Nowhere is the Expressionist aesthetic better expressed than in the excellent selection of prints--many from the museum's Robert Gore Rifkind Center. Karl Schmidt-Rottluff's "Kneeling Woman" is among many that hold the power of tribal masks and fetishes. Medieval religious passion animates Max Pechstein's woodcut series "The Lord's Prayer." Here, we see that at its core Expressionism had romantically revived humankind's primitive aspect.
Society can't have that. The force of law and order--the social super-ego--is obliged to hold in check the vigorous beast that inhabits each of us. The Nazis could not look at this work without wanting to suppress it. They said they did so to maintain decency and family values. We know, psychologically, they squelched it because it excited the far more dangerous beast in them.
It is in the nature of such monsters to appear all the more dangerous because they are not only rapacious but unpredictable. If the Nazi ideology had been a philosophy it would have had some consistency. It didn't. It waffled. When Wilhelm Lehmbruck's widow protested the inclusion of her husband's large bronze nude in "Entartete Kunst" it was, surprisingly, removed. Rudolph Belling got out when it was discovered he was in both the approved and decadent exhibitions. Franz Marc's work escaped when people protested he was a war hero, but Emil Nolde was kept in even though he was a Nazi.
When a filmmaker demurred to do a film for Joseph Goebbels because he was Jewish the propaganda chief snapped, "I'll decide who is Jewish."
Hitler suppressed jazz because of his hatred of blacks but promoted traditional classical music because he loved Richard Wagner.
The Fuhrer said he detested homosexuals but cheerfully ignored those among his ranks--until they became politically inconvenient.

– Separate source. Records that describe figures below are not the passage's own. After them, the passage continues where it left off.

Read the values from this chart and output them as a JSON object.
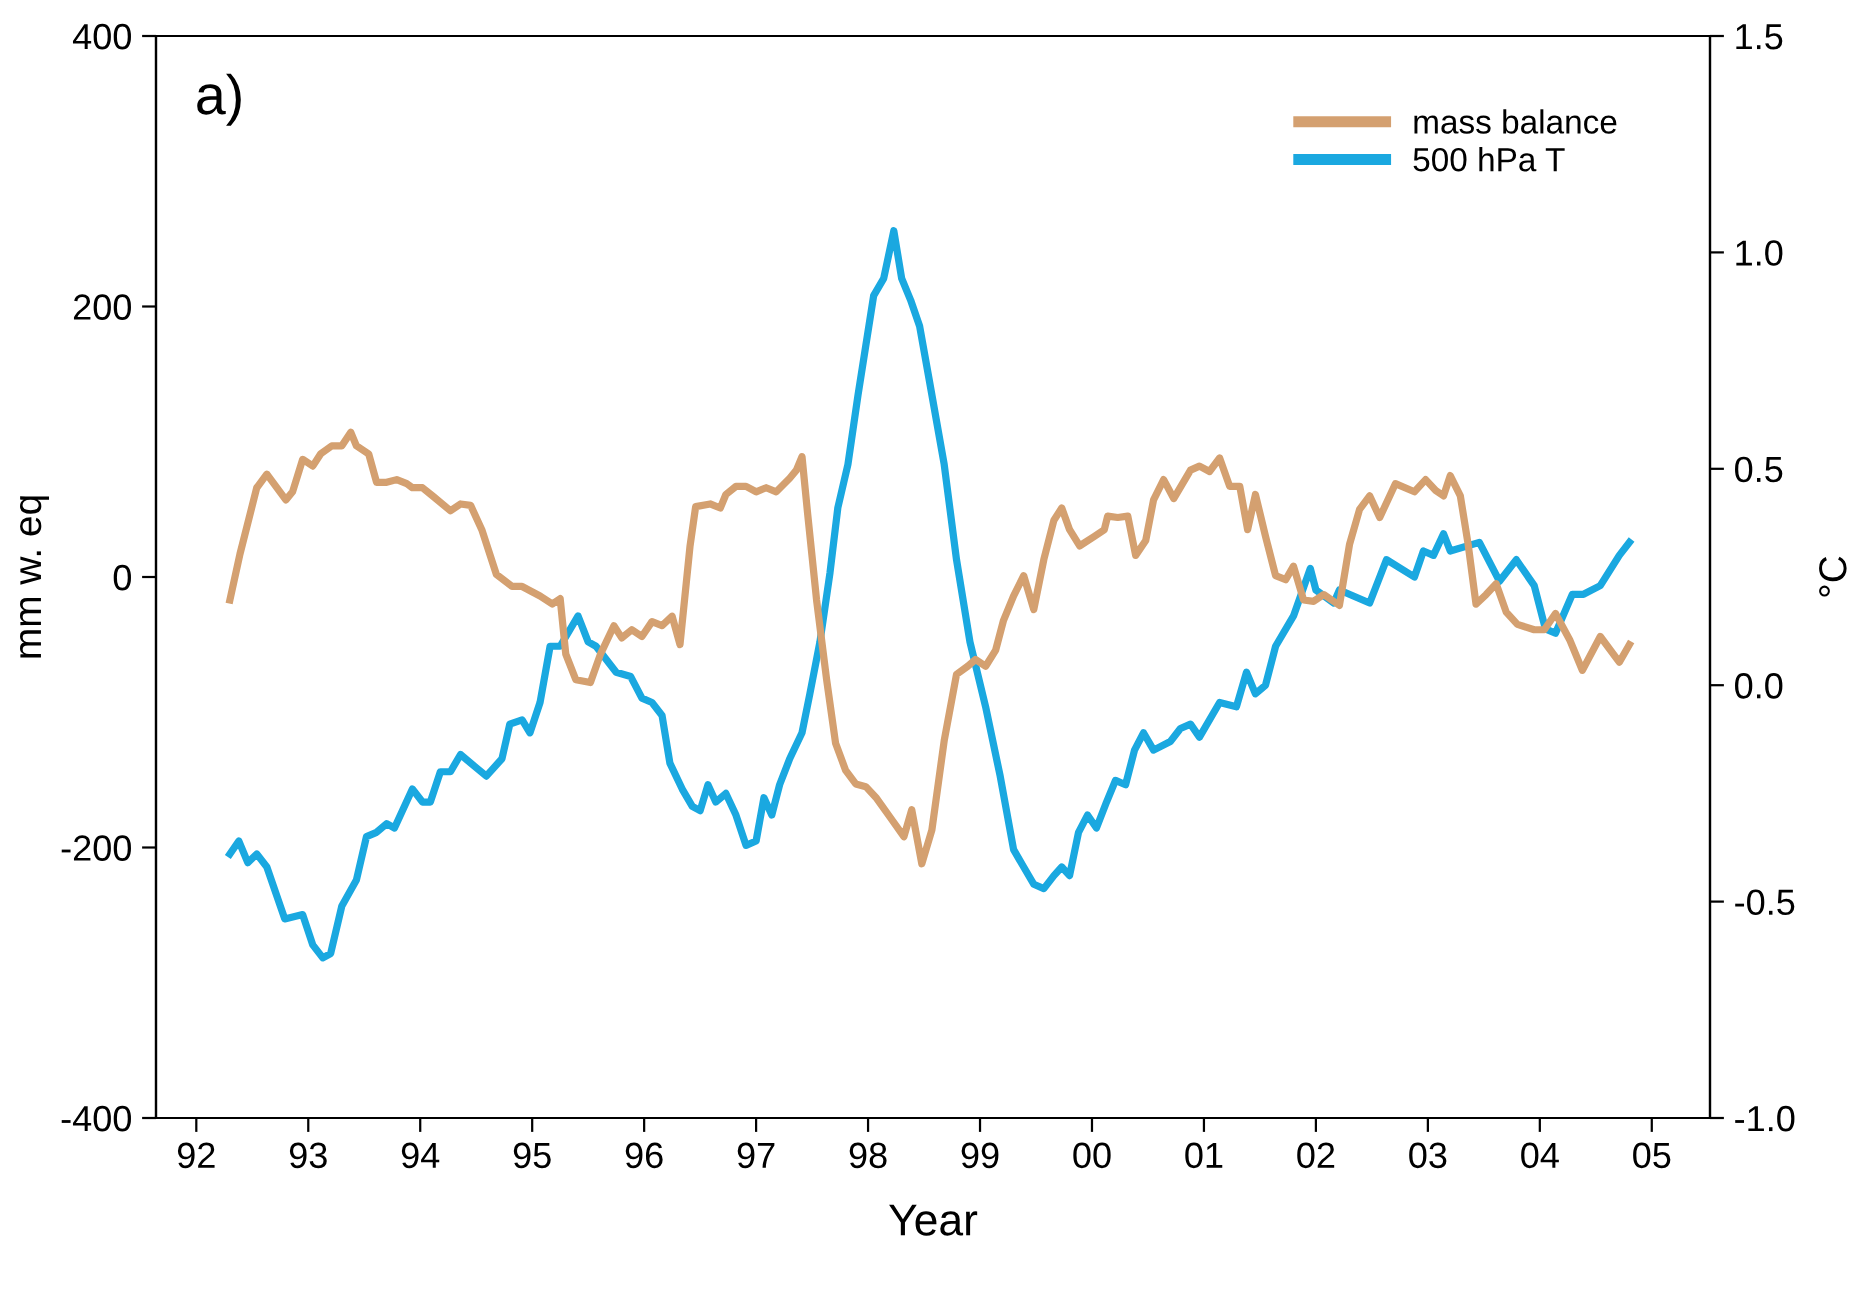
{
  "chart_data": {
    "type": "line",
    "xlabel": "Year",
    "ylabel": "mm w. eq",
    "y2label": "°C",
    "annotations": [
      "a)"
    ],
    "xlim": [
      1991.64,
      2005.52
    ],
    "xticks": [
      {
        "value": 1992,
        "label": "92"
      },
      {
        "value": 1993,
        "label": "93"
      },
      {
        "value": 1994,
        "label": "94"
      },
      {
        "value": 1995,
        "label": "95"
      },
      {
        "value": 1996,
        "label": "96"
      },
      {
        "value": 1997,
        "label": "97"
      },
      {
        "value": 1998,
        "label": "98"
      },
      {
        "value": 1999,
        "label": "99"
      },
      {
        "value": 2000,
        "label": "00"
      },
      {
        "value": 2001,
        "label": "01"
      },
      {
        "value": 2002,
        "label": "02"
      },
      {
        "value": 2003,
        "label": "03"
      },
      {
        "value": 2004,
        "label": "04"
      },
      {
        "value": 2005,
        "label": "05"
      }
    ],
    "ylim": [
      -400,
      400
    ],
    "yticks": [
      -400,
      -200,
      0,
      200,
      400
    ],
    "y2lim": [
      -1.0,
      1.5
    ],
    "y2ticks": [
      {
        "value": -1.0,
        "label": "-1.0"
      },
      {
        "value": -0.5,
        "label": "-0.5"
      },
      {
        "value": 0.0,
        "label": "0.0"
      },
      {
        "value": 0.5,
        "label": "0.5"
      },
      {
        "value": 1.0,
        "label": "1.0"
      },
      {
        "value": 1.5,
        "label": "1.5"
      }
    ],
    "grid": false,
    "legend": "top right",
    "marker": "none",
    "line_style": "solid",
    "series": [
      {
        "name": "mass balance",
        "color": "#d4a070",
        "x": [
          1992.3,
          1992.39,
          1992.54,
          1992.63,
          1992.8,
          1992.86,
          1992.95,
          1993.04,
          1993.11,
          1993.21,
          1993.3,
          1993.38,
          1993.43,
          1993.54,
          1993.61,
          1993.7,
          1993.79,
          1993.88,
          1993.93,
          1994.02,
          1994.11,
          1994.27,
          1994.36,
          1994.45,
          1994.55,
          1994.68,
          1994.82,
          1994.91,
          1995.07,
          1995.18,
          1995.25,
          1995.3,
          1995.39,
          1995.52,
          1995.61,
          1995.73,
          1995.8,
          1995.89,
          1995.98,
          1996.07,
          1996.16,
          1996.25,
          1996.32,
          1996.41,
          1996.46,
          1996.59,
          1996.68,
          1996.73,
          1996.82,
          1996.91,
          1997.0,
          1997.09,
          1997.18,
          1997.3,
          1997.36,
          1997.41,
          1997.46,
          1997.54,
          1997.63,
          1997.71,
          1997.8,
          1997.89,
          1997.98,
          1998.07,
          1998.2,
          1998.32,
          1998.39,
          1998.48,
          1998.57,
          1998.68,
          1998.79,
          1998.89,
          1998.96,
          1999.05,
          1999.14,
          1999.21,
          1999.3,
          1999.39,
          1999.48,
          1999.57,
          1999.66,
          1999.73,
          1999.8,
          1999.89,
          2000.02,
          2000.11,
          2000.14,
          2000.23,
          2000.32,
          2000.39,
          2000.48,
          2000.55,
          2000.64,
          2000.73,
          2000.88,
          2000.96,
          2001.05,
          2001.14,
          2001.23,
          2001.32,
          2001.39,
          2001.46,
          2001.55,
          2001.64,
          2001.73,
          2001.8,
          2001.89,
          2001.98,
          2002.07,
          2002.21,
          2002.3,
          2002.39,
          2002.48,
          2002.57,
          2002.71,
          2002.88,
          2002.98,
          2003.07,
          2003.14,
          2003.2,
          2003.29,
          2003.36,
          2003.43,
          2003.52,
          2003.61,
          2003.7,
          2003.8,
          2003.95,
          2004.04,
          2004.14,
          2004.27,
          2004.38,
          2004.54,
          2004.71,
          2004.8
        ],
        "values": [
          -17,
          17,
          66,
          76,
          57,
          63,
          87,
          82,
          91,
          97,
          97,
          107,
          97,
          91,
          70,
          70,
          72,
          69,
          66,
          66,
          60,
          49,
          54,
          53,
          35,
          2,
          -7,
          -7,
          -14,
          -20,
          -16,
          -57,
          -76,
          -78,
          -57,
          -36,
          -45,
          -39,
          -44,
          -33,
          -36,
          -29,
          -50,
          23,
          52,
          54,
          51,
          61,
          67,
          67,
          63,
          66,
          63,
          73,
          79,
          89,
          47,
          -17,
          -76,
          -123,
          -143,
          -153,
          -155,
          -163,
          -178,
          -192,
          -172,
          -212,
          -187,
          -121,
          -72,
          -66,
          -61,
          -66,
          -54,
          -32,
          -14,
          1,
          -24,
          13,
          42,
          51,
          35,
          23,
          30,
          35,
          45,
          44,
          45,
          16,
          27,
          57,
          72,
          58,
          79,
          82,
          78,
          88,
          67,
          67,
          35,
          61,
          30,
          1,
          -2,
          8,
          -17,
          -18,
          -13,
          -21,
          24,
          50,
          60,
          44,
          69,
          63,
          72,
          64,
          60,
          75,
          60,
          24,
          -20,
          -13,
          -5,
          -26,
          -35,
          -39,
          -39,
          -27,
          -47,
          -69,
          -44,
          -63,
          -50
        ]
      },
      {
        "name": "500 hPa T",
        "color": "#1aa8e0",
        "axis": "y2",
        "x": [
          1992.3,
          1992.38,
          1992.46,
          1992.54,
          1992.63,
          1992.79,
          1992.95,
          1993.04,
          1993.13,
          1993.2,
          1993.3,
          1993.43,
          1993.52,
          1993.61,
          1993.7,
          1993.77,
          1993.93,
          1994.02,
          1994.09,
          1994.18,
          1994.27,
          1994.36,
          1994.45,
          1994.59,
          1994.73,
          1994.8,
          1994.91,
          1994.98,
          1995.07,
          1995.16,
          1995.25,
          1995.41,
          1995.5,
          1995.57,
          1995.75,
          1995.88,
          1995.98,
          1996.07,
          1996.16,
          1996.23,
          1996.34,
          1996.43,
          1996.5,
          1996.57,
          1996.64,
          1996.73,
          1996.82,
          1996.91,
          1997.0,
          1997.07,
          1997.14,
          1997.21,
          1997.3,
          1997.41,
          1997.48,
          1997.57,
          1997.66,
          1997.73,
          1997.82,
          1997.91,
          1998.05,
          1998.14,
          1998.23,
          1998.3,
          1998.38,
          1998.46,
          1998.55,
          1998.68,
          1998.79,
          1998.91,
          1999.05,
          1999.18,
          1999.3,
          1999.39,
          1999.48,
          1999.57,
          1999.66,
          1999.73,
          1999.8,
          1999.88,
          1999.96,
          2000.04,
          2000.13,
          2000.21,
          2000.3,
          2000.38,
          2000.46,
          2000.55,
          2000.7,
          2000.79,
          2000.88,
          2000.96,
          2001.14,
          2001.29,
          2001.38,
          2001.46,
          2001.55,
          2001.64,
          2001.8,
          2001.95,
          2002.0,
          2002.16,
          2002.21,
          2002.48,
          2002.63,
          2002.88,
          2002.96,
          2003.05,
          2003.14,
          2003.2,
          2003.46,
          2003.64,
          2003.79,
          2003.95,
          2004.05,
          2004.14,
          2004.29,
          2004.39,
          2004.54,
          2004.71,
          2004.8
        ],
        "values": [
          -0.39,
          -0.36,
          -0.41,
          -0.39,
          -0.42,
          -0.54,
          -0.53,
          -0.6,
          -0.63,
          -0.62,
          -0.51,
          -0.45,
          -0.35,
          -0.34,
          -0.32,
          -0.33,
          -0.24,
          -0.27,
          -0.27,
          -0.2,
          -0.2,
          -0.16,
          -0.18,
          -0.21,
          -0.17,
          -0.09,
          -0.08,
          -0.11,
          -0.04,
          0.09,
          0.09,
          0.16,
          0.1,
          0.09,
          0.03,
          0.02,
          -0.03,
          -0.04,
          -0.07,
          -0.18,
          -0.24,
          -0.28,
          -0.29,
          -0.23,
          -0.27,
          -0.25,
          -0.3,
          -0.37,
          -0.36,
          -0.26,
          -0.3,
          -0.23,
          -0.17,
          -0.11,
          -0.02,
          0.1,
          0.26,
          0.41,
          0.51,
          0.67,
          0.9,
          0.94,
          1.05,
          0.94,
          0.89,
          0.83,
          0.7,
          0.51,
          0.29,
          0.1,
          -0.05,
          -0.21,
          -0.38,
          -0.42,
          -0.46,
          -0.47,
          -0.44,
          -0.42,
          -0.44,
          -0.34,
          -0.3,
          -0.33,
          -0.27,
          -0.22,
          -0.23,
          -0.15,
          -0.11,
          -0.15,
          -0.13,
          -0.1,
          -0.09,
          -0.12,
          -0.04,
          -0.05,
          0.03,
          -0.02,
          0.0,
          0.09,
          0.16,
          0.27,
          0.22,
          0.19,
          0.22,
          0.19,
          0.29,
          0.25,
          0.31,
          0.3,
          0.35,
          0.31,
          0.33,
          0.24,
          0.29,
          0.23,
          0.13,
          0.12,
          0.21,
          0.21,
          0.23,
          0.3,
          0.33
        ]
      }
    ]
  }
}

Such inconsistency makes the Nazis look crazy, but they weren't. They were worse. They really lusted after the ultimate obscenity, the untrammeled exercise of raw power. It's a lust not uncommonly covered by a prissy sense of exaggerated decency and a horror of giving offense. It's like a rotten town kept squeaky clean.
Good can only come from such a mentality by quirky accident. When Thomas Mann left Germany to settle in Los Angeles, he said, "I believe in fact that for the duration of the present European Dark Age the center of Western culture will shift to America."
That happened. The excrement of Nazism's suppression of art turned out to be the fertilizer that brought America the best and brightest of Europe and turned this country toward a great cultural flowering.
For this, however, "Entartete Kunst" reminds us we owe Hitler no gratitude.